Friday, November 27, 2009

After The Referendum




An upbeat-looking and sounding Prime Minister Ralph Gonsalves told reporters here yesterday he harboured no sense of dejection, but rather felt energised by the process which rendered a significant victory to his opponents in the referendum on Wednesday.

The results saw the ’Yes’ campaign Gonsalves led, calling on Vincentians to support the project for constitution reform, lose comprehensively, getting 44 per cent of the votes cast.

The ’No’ campaign, led by the opposition New Democratic Party, got 56 per cent of the votes. The opponents also got some 3,000 more votes than were cast for the NDP in the last general election, held in December, 2005.
It means the campaign led by Dr Gonsalves’ United Labour Party lost the popular vote in the historic referendum.

’I do not feel dejected. I feel energised in the knowledge that in time this will be accomplished,’ Dr Gonsalves said during a news conference in the Cabinet Room at the Office of the Prime Minister.
’We lost on referendum day, but I am convinced that we are on the right side of history,’ he had said earlier, talking about what he called ’the noble exercise’ upon which he had embarked.

Several factors led to the results on Wednesday, he said, listing four of the major ones. These, he said, included the fact that among the electorate there was ’fear of the future, uncertainty about the constitution, grievances of government supporters with issues about its performance and an admixture of NDP support and those who succumbed to the scaremongering of the ’No’ campaign.’

He said it was a fact that the opposition managed to bring out more voters than his side, adding that while he congratulated them for that, he felt certain the leaders had to consider the effect of this on the country.
He said they would now have to search their consciences, as well as consider appropriate responses to the questions which were going to come from their children.

’They wanted to give the ULP a political black eye, but in the process have held meaningful change hostage to political manoeuvring.’
Going back over the history of the British granting of the Independence Constitution to St Vincent and the Grenadines in 1979, including the clause which called for the near impossible two-thirds majority for success, Dr Gonsalves then returned to what he saw as the significance of Wednesday’s enterprise.

’They (those he identified as the former colonial masters) never ever imagined that we would attempt to challenge the colonial hegemony which they imposed on us.’

Describing the task as ’a political Mt Everest,’ a phrase he has developed for describing the huge effort required to secure passage of the referendum, he said further that ’we have shown that we possess the intellectual capacity, leadership and courage to challenge those assumptions.’

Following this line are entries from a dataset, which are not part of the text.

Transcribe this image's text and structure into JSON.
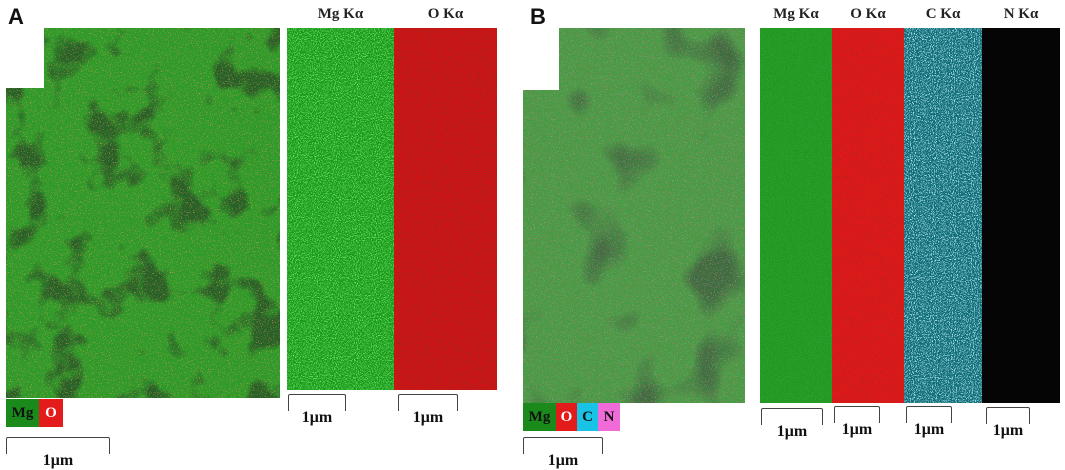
{
  "panels": {
    "a": {
      "letter": "A",
      "legend": [
        {
          "label": "Mg",
          "color": "#1a8a1a",
          "text_color": "#111111"
        },
        {
          "label": "O",
          "color": "#e31b1b",
          "text_color": "#ffffff"
        }
      ],
      "channels": [
        {
          "title": "Mg Kα",
          "color": "#22a822"
        },
        {
          "title": "O Kα",
          "color": "#d41414"
        }
      ],
      "scale_label": "1μm"
    },
    "b": {
      "letter": "B",
      "legend": [
        {
          "label": "Mg",
          "color": "#1a8a1a",
          "text_color": "#111111"
        },
        {
          "label": "O",
          "color": "#e31b1b",
          "text_color": "#ffffff"
        },
        {
          "label": "C",
          "color": "#19c3e6",
          "text_color": "#111111"
        },
        {
          "label": "N",
          "color": "#f06ad8",
          "text_color": "#111111"
        }
      ],
      "channels": [
        {
          "title": "Mg Kα",
          "color": "#1f9f1f"
        },
        {
          "title": "O Kα",
          "color": "#e01a1a"
        },
        {
          "title": "C Kα",
          "color": "#1bb8cc"
        },
        {
          "title": "N Kα",
          "color": "#c04ad0"
        }
      ],
      "scale_label": "1μm"
    }
  }
}
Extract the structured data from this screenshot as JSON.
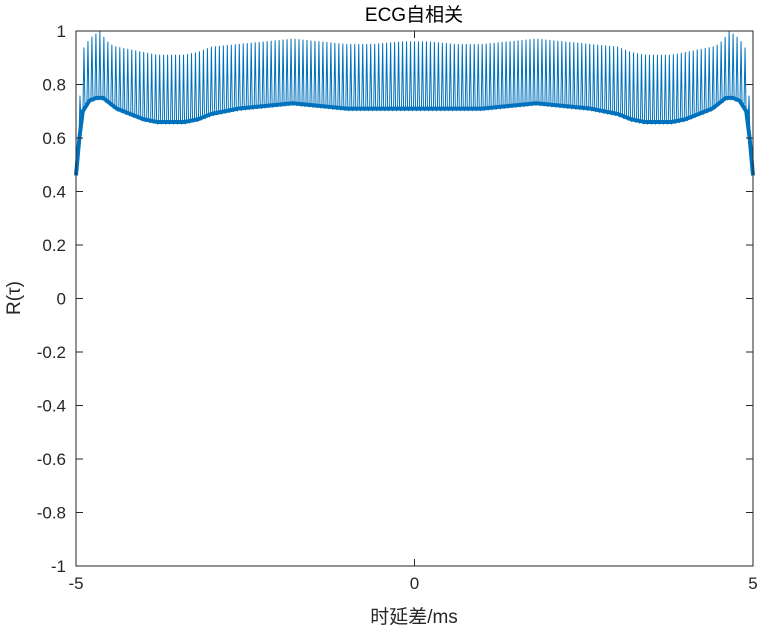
{
  "chart_data": {
    "type": "line",
    "title": "ECG自相关",
    "xlabel": "时延差/ms",
    "ylabel": "R(τ)",
    "xlim": [
      -5,
      5
    ],
    "ylim": [
      -1,
      1
    ],
    "xticks": [
      -5,
      0,
      5
    ],
    "xtick_labels": [
      "-5",
      "0",
      "5"
    ],
    "yticks": [
      -1,
      -0.8,
      -0.6,
      -0.4,
      -0.2,
      0,
      0.2,
      0.4,
      0.6,
      0.8,
      1
    ],
    "ytick_labels": [
      "-1",
      "-0.8",
      "-0.6",
      "-0.4",
      "-0.2",
      "0",
      "0.2",
      "0.4",
      "0.6",
      "0.8",
      "1"
    ],
    "grid": false,
    "line_color": "#0072BD",
    "series": [
      {
        "envelope_lower": {
          "x": [
            -5.0,
            -4.95,
            -4.9,
            -4.8,
            -4.7,
            -4.6,
            -4.5,
            -4.4,
            -4.2,
            -4.0,
            -3.8,
            -3.6,
            -3.4,
            -3.2,
            -3.0,
            -2.6,
            -2.2,
            -1.8,
            -1.4,
            -1.0,
            -0.6,
            -0.2,
            0.0,
            0.2,
            0.6,
            1.0,
            1.4,
            1.8,
            2.2,
            2.6,
            3.0,
            3.2,
            3.4,
            3.6,
            3.8,
            4.0,
            4.2,
            4.4,
            4.5,
            4.6,
            4.7,
            4.8,
            4.9,
            4.95,
            5.0
          ],
          "y": [
            0.46,
            0.6,
            0.7,
            0.74,
            0.75,
            0.75,
            0.73,
            0.71,
            0.69,
            0.67,
            0.66,
            0.66,
            0.66,
            0.67,
            0.69,
            0.71,
            0.72,
            0.73,
            0.72,
            0.71,
            0.71,
            0.71,
            0.71,
            0.71,
            0.71,
            0.71,
            0.72,
            0.73,
            0.72,
            0.71,
            0.69,
            0.67,
            0.66,
            0.66,
            0.66,
            0.67,
            0.69,
            0.71,
            0.73,
            0.75,
            0.75,
            0.74,
            0.7,
            0.6,
            0.46
          ]
        },
        "envelope_upper": {
          "x": [
            -5.0,
            -4.95,
            -4.9,
            -4.8,
            -4.7,
            -4.65,
            -4.6,
            -4.5,
            -4.4,
            -4.2,
            -4.0,
            -3.8,
            -3.6,
            -3.4,
            -3.2,
            -3.0,
            -2.6,
            -2.2,
            -1.8,
            -1.4,
            -1.0,
            -0.6,
            -0.2,
            0.0,
            0.2,
            0.6,
            1.0,
            1.4,
            1.8,
            2.2,
            2.6,
            3.0,
            3.2,
            3.4,
            3.6,
            3.8,
            4.0,
            4.2,
            4.4,
            4.5,
            4.6,
            4.65,
            4.7,
            4.8,
            4.9,
            4.95,
            5.0
          ],
          "y": [
            0.55,
            0.72,
            0.93,
            0.97,
            0.99,
            1.0,
            0.98,
            0.95,
            0.94,
            0.93,
            0.92,
            0.91,
            0.91,
            0.91,
            0.92,
            0.94,
            0.95,
            0.96,
            0.97,
            0.96,
            0.95,
            0.95,
            0.96,
            0.96,
            0.96,
            0.95,
            0.95,
            0.96,
            0.97,
            0.96,
            0.95,
            0.94,
            0.92,
            0.91,
            0.91,
            0.91,
            0.92,
            0.93,
            0.94,
            0.95,
            0.98,
            1.0,
            0.99,
            0.97,
            0.93,
            0.72,
            0.55
          ]
        },
        "spike_count": 170
      }
    ]
  }
}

’The nobility of this effort will never ever be extinguished,’ he said.
Repeating the assertions he made all through the public campaign for public acceptance of constitution reform, Dr Gonsalves said the issue would now revert to ’the back burner for the time being,’ while his government would return to the task of delivering on the mandate it got from the people in the election four years ago.

This included, he said, significant reviews of the government’s programme of delivery of services to citizens, and attention to the concerns which may have led some of them either to stay home on Wednesday, or to vote ’No’ on the referendum.

His party would be particularly keen to find out from those of its supporters who did not vote, Why? And for those who voted ’No’ because they wanted to send the government a message, ’I get the message,’ he said.

He was asked to respond to the conclusions drawn by some commentators on referendum night that the results represented a significant moral defeat for him and the government, and therefore he should consider calling fresh elections.

No, he said. ’Instant commentary does not guide me, because I am convinced it is not imbued with the required heft or wisdom.’

Calling elections, he said, was a process that was ’more involved than selecting a date to marry a prospective bride,’ adding that contrary to what some may read into the referendum results, ’the ’No’ vote has freed me of a constraint.’

By this he meant that under the existing constitution the Prime Minister can move to dissolve parliament and call fresh elections as and when he feels, whereas the proposed new constitution would have placed restrictions on such prerogative. It would have meant that elections could not be called under four and a half years after the last polls.

He could feel the buoyant mood among the leaders of the opposition and some of its supporters, he said, ’but I make a distinction between mood and strength’.

’I assure this nation and all those who know me well that my spirits are in no way dampened.’

’I have no sense of defeat,’ he said. ’I have been engaged in a noble enterprise. I have tried. We have put down the marker,’ he said, saying the fact that 44 per cent of the voters spoke in favour of a new constitution for the first time in the 30 years since the country became independent, could not be ignored.

He was confident that number would grow, he added.

As the news conference ended, Dr Gonsalves said he was heading to Port of Spain for this weekend’s Commonwealth Heads of Government Meeting. There, he said, he wanted to make the point that ’financing for development’ should get significant attention, not to be drowned out by considerations over climate change.